I’m going to write down what I eat every day, sleep at least 8 hours, and walk at least an hour a day. I’m also going to meditate for at least 20 minutes a day and I think I’ll start the day that way, rising a bit earlier to fit it in. A friend loaned a meditation CD to me and if it’s good I’ll share the basics in my next post. Much as I appreciate spirituality, the meditation I intend to do is practical rather than spiritual. I simply want to calm my mind in preparation for each day, and train myself to deal with stress in healthier ways, letting go of stressors more easily and riding (rather than bucking) life’s storms as they arise and fall away.

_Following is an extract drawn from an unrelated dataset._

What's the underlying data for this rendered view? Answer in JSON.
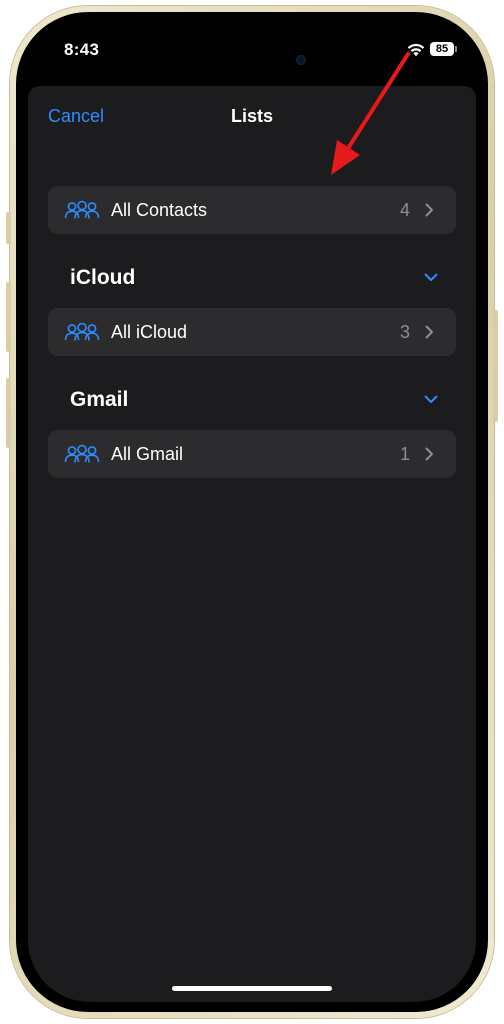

I’ll post once a week on line to let you know how I’m doing and I’ll relate not only my successes but also my ‘failures’, because it’s when we slip and fall that we gain some insight into ourselves. And I invite anyone and everyone who is willing, and wants to feel better (whether or not you want to lose weight) to join me in my Health Challenge. Christine and I talked earlier in the winter about a walking club so we’ll get that going for real. In four months I hope to feel better, and to make it last. I don’t want a quick fix. I want a healthy life. And I don’t know about you but I plan to greet Spring with a healthy heart and happier feet!
Who’s up for a Healthy Body Challenge? Want to join us?